Elizabeth dedicated her life to serving God and Americans who were less fortunate. She remains a source of inspiration and hope for those striving to live a life of faith in Jesus Christ.

As Pope Paul VI said during the canonization Mass, “Saint Elizabeth Ann Seton is an American. All of us say this with spiritual joy, and with the intention of honoring the land and the nation from which she marvelously sprang forth as the first flower in the calendar of the saints.” 

In addition to Saint Elizabeth Seton, other Americans have been canonized.

One such example can be found in Saint Frances Xavier Cabrini, the patron saint of immigrants. Mother Cabrini came to the United States from her native Italy in 1889 after founding the Missionary Sisters of the Sacred Heart of Jesus. She started Catechism classes for more than 300 children and opened an orphanage. Mother Cabrini also founded 67 schools, hospitals, and orphanages around the world and established missions in the United States, Central America, South America, and Europe. 

In 1909, Mother Cabrini became an American citizen, and in 1946, she was canonized as the first American saint by Pope Pius XII.

Saint Katharine Drexel, founder of the Sisters of the Blessed Sacrament, was canonized by Saint Pope John Paul II in 2000. A well-educated young woman born to a wealthy and devout Catholic family in Pennsylvania, Katharine left the comforts of her life behind to become a missionary to Black and Native Americans. Her work had a great impact as she started, staffed, and supported almost 60 schools and missions.
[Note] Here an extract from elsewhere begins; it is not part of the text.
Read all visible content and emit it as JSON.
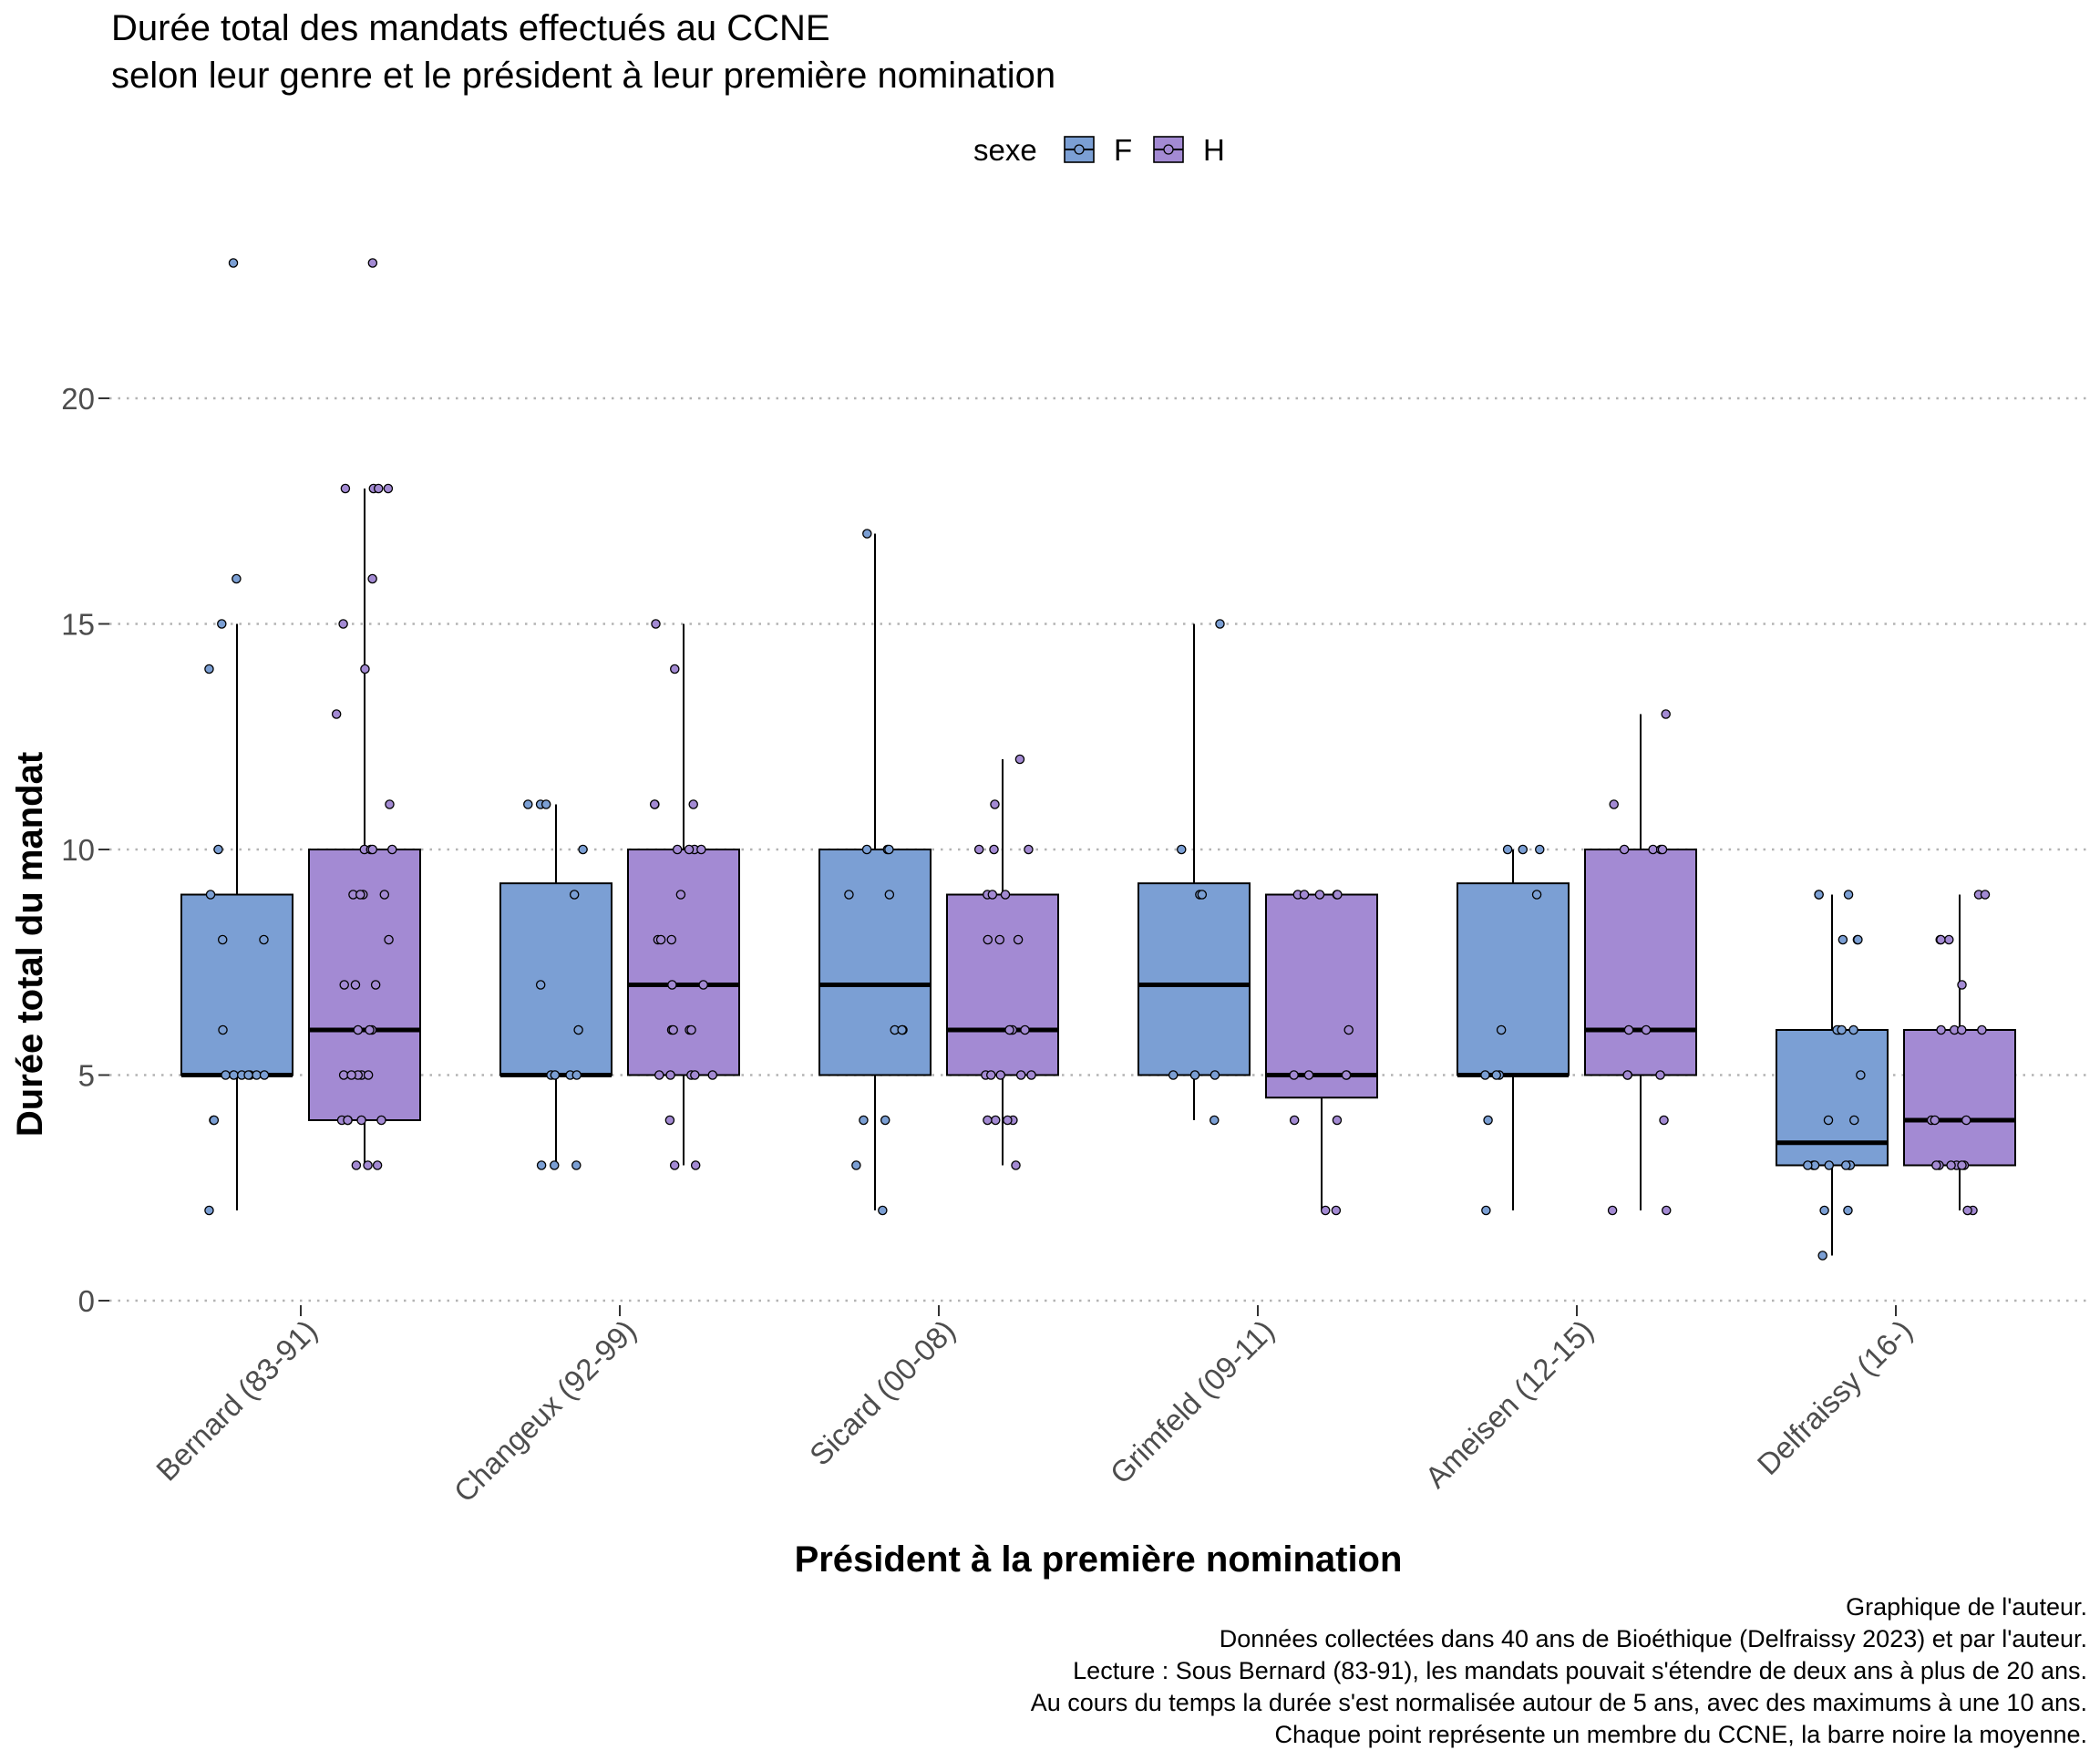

In 1925, Katherine started the only predominantly Black Catholic institution of higher education in the U.S., Xavier University of Louisiana.
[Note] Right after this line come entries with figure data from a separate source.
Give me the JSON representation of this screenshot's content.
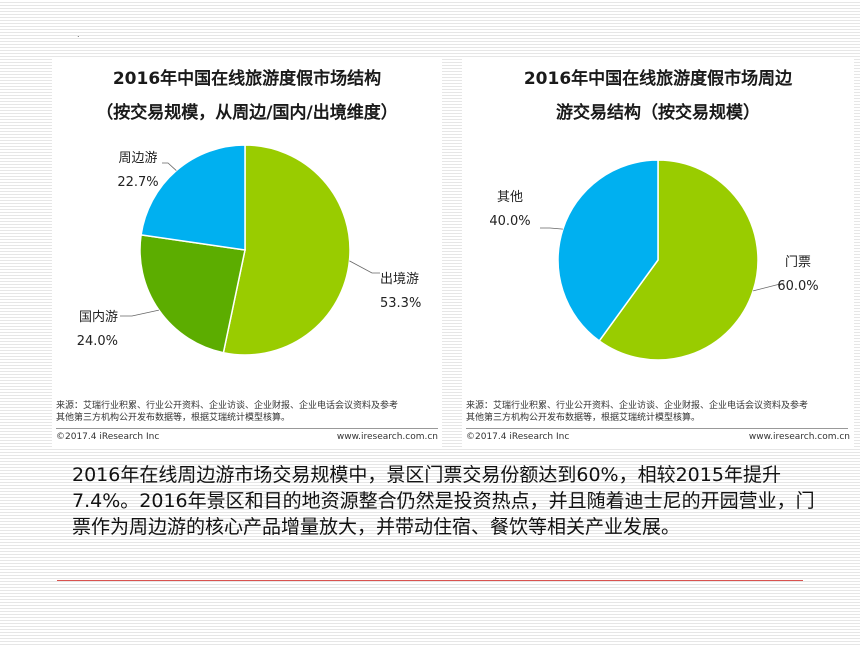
{
  "chart_data": [
    {
      "type": "pie",
      "title_line1": "2016年中国在线旅游度假市场结构",
      "title_line2": "（按交易规模，从周边/国内/出境维度）",
      "slices": [
        {
          "label": "出境游",
          "value": 53.3,
          "value_text": "53.3%",
          "color": "#99cc00"
        },
        {
          "label": "国内游",
          "value": 24.0,
          "value_text": "24.0%",
          "color": "#5cad00"
        },
        {
          "label": "周边游",
          "value": 22.7,
          "value_text": "22.7%",
          "color": "#00b0f0"
        }
      ],
      "source_line1": "来源：艾瑞行业积累、行业公开资料、企业访谈、企业财报、企业电话会议资料及参考",
      "source_line2": "其他第三方机构公开发布数据等，根据艾瑞统计模型核算。",
      "copyright": "©2017.4 iResearch Inc",
      "website": "www.iresearch.com.cn"
    },
    {
      "type": "pie",
      "title_line1": "2016年中国在线旅游度假市场周边",
      "title_line2": "游交易结构（按交易规模）",
      "slices": [
        {
          "label": "门票",
          "value": 60.0,
          "value_text": "60.0%",
          "color": "#99cc00"
        },
        {
          "label": "其他",
          "value": 40.0,
          "value_text": "40.0%",
          "color": "#00b0f0"
        }
      ],
      "source_line1": "来源：艾瑞行业积累、行业公开资料、企业访谈、企业财报、企业电话会议资料及参考",
      "source_line2": "其他第三方机构公开发布数据等，根据艾瑞统计模型核算。",
      "copyright": "©2017.4 iResearch Inc",
      "website": "www.iresearch.com.cn"
    }
  ],
  "caption": "2016年在线周边游市场交易规模中，景区门票交易份额达到60%，相较2015年提升7.4%。2016年景区和目的地资源整合仍然是投资热点，并且随着迪士尼的开园营业，门票作为周边游的核心产品增量放大，并带动住宿、餐饮等相关产业发展。",
  "decor_dot": "."
}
Additionally, Saint Damien de Veuster of Molokai and Saint Marianne Cope – were canonized in 2009 and 2012, respectively. Both were devout and selfless servants who ministered to the lepers of Molokai, Hawaii. 

Following his ordination to the priesthood in 1864, Father Damien served as a missionary in Hawaii before volunteering to work with exiled and abandoned lepers on the island of Molokai in 1873. 

Nearly a decade later, Father Damien met Mother Marianne —  a professed Sister of Saint Francis who had worked as a teacher, principal, novice mistress of her congregation and superior of Saint Joseph’s Hospital in Syracuse. Mother Marianne had come to Hawaii with other Sisters of Saint Francis to work with leprosy patients and to help manage hospitals and schools.

After Father Damien contracted leprosy (which led to his tragic death), Mother Marianne offered him kindness and care. Months before he died, Mother Marianne joined Father Damien on Molokai and promised to continue the work that he started. 

Moreover, Saint Junípero Serra, who was canonized in 2015 by Pope Francis at the Basilica of the National Shrine of the Immaculate Conception in Washington, D.C., dedicated his life to serving and sharing the Catholic faith with Native Americans. He spent two decades working in Mexico before journeying north into present-day California where, beginning in 1769, he established nine of California’s 21 missions. 

At the time of his death in 1784, Junípero Serra had baptized more than 6,000 people and confirmed more than 5,000 Catholics.

These saints have played important roles in our nation’s history by sharing their compassion and love for Jesus Christ with others.

As we celebrate the anniversary of Saint Elizabeth Ann Seton’s canonization, let us remember her and all those who have been recognized as saints throughout America’s history.